On attendait au tournant Que ma volonté soit faite, premier long-métrage de l’écurie Venin Films et deuxième long de Julie Kowalski, ayant signé entre-temps sur le court-métrage J’ai vu le visage du diable, où crise d’adolescence et exorcisme s’entremêlaient dans une Pologne obscure. Le rapport entre les deux paraîtra de prime abord lointain (sa nouvelle héroïne n’est pas une adolescente et le film se situe cette fois en France) mais on peut s’amuser à l’imaginer comme une prequel, le retour de l’épatante Maria Wrobel, atteinte du même « mal », faisant allègrement le pont entre les deux œuvres. Elle y incarne ici Nawojka, dont la famille polonaise s’est établie dans la France profonde, une jeune fermière écrasée par père et frères. Le nez dans la bouse, le regard ailleurs, elle convulse en secret de curieux maux, peut-être hérités de sa mère, disparue dans des circonstances disons brûlantes. Le retour d’une voisine au passé mystérieux (Roxane Mesquida en mode grunge nonchalante), méprisée par les gens du coin, va raviver d’étranges rancœurs et réveiller un véritable trouble chez la jeune fille, hypnotisée par cette créature claudicante et insolente.

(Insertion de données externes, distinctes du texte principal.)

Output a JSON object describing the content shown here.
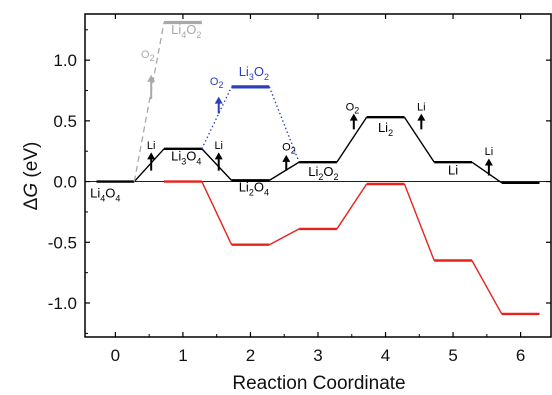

Vendu quelque peu à tort comme un film ouvertement fantastique (c’est en tout cas ce que le synopsis laisse entendre), Que ma volonté soit faite a justement la singularité de n’être ni un film de possession, ni un Carrie champêtre ou un The Witch à la sauce Strip-Tease, plus proche de la rugosité de Peaux de Vaches ou de Petit Paysan, avec vraie louche d’étrangeté. B.O orageuse, atmosphère pesante et poisseuse, de charogne, de feu et de boue, comme une brassée de folk-horror… sans folk-horror. Tout tient justement dans ses ambiguïtés, ses non-dits qui chuchotent parfois ce qu’il faut (Nawojka détient-elle un pouvoir incroyable, une malédiction ou frôle-t-elle la démence ?), ou à d’autres endroits, n’en disent peut-être pas assez.

Un corps flambant dans la nuit (superbe et intrigante intro), un mariage où la vodka a remplacé l’eau dans les carafes, un magma vénéneux tuant le bétail… Entourée de pures gueules vu chez Guiraudie (en l’occurrence Jean-Baptiste Durand et Raphaël Thierry), la présence de la jeune Maria Wrobel, encore petite fille aux yeux des autres, mais jeune fille en feu au dedans, l’emporte sur un insolite personnage de tentatrice, mi-figure maternelle cassée, mi-bizarre désir. Son somptueux sabbat intérieur et son émancipation barbouillée de cendres nous laissent quelques belles images ravagées.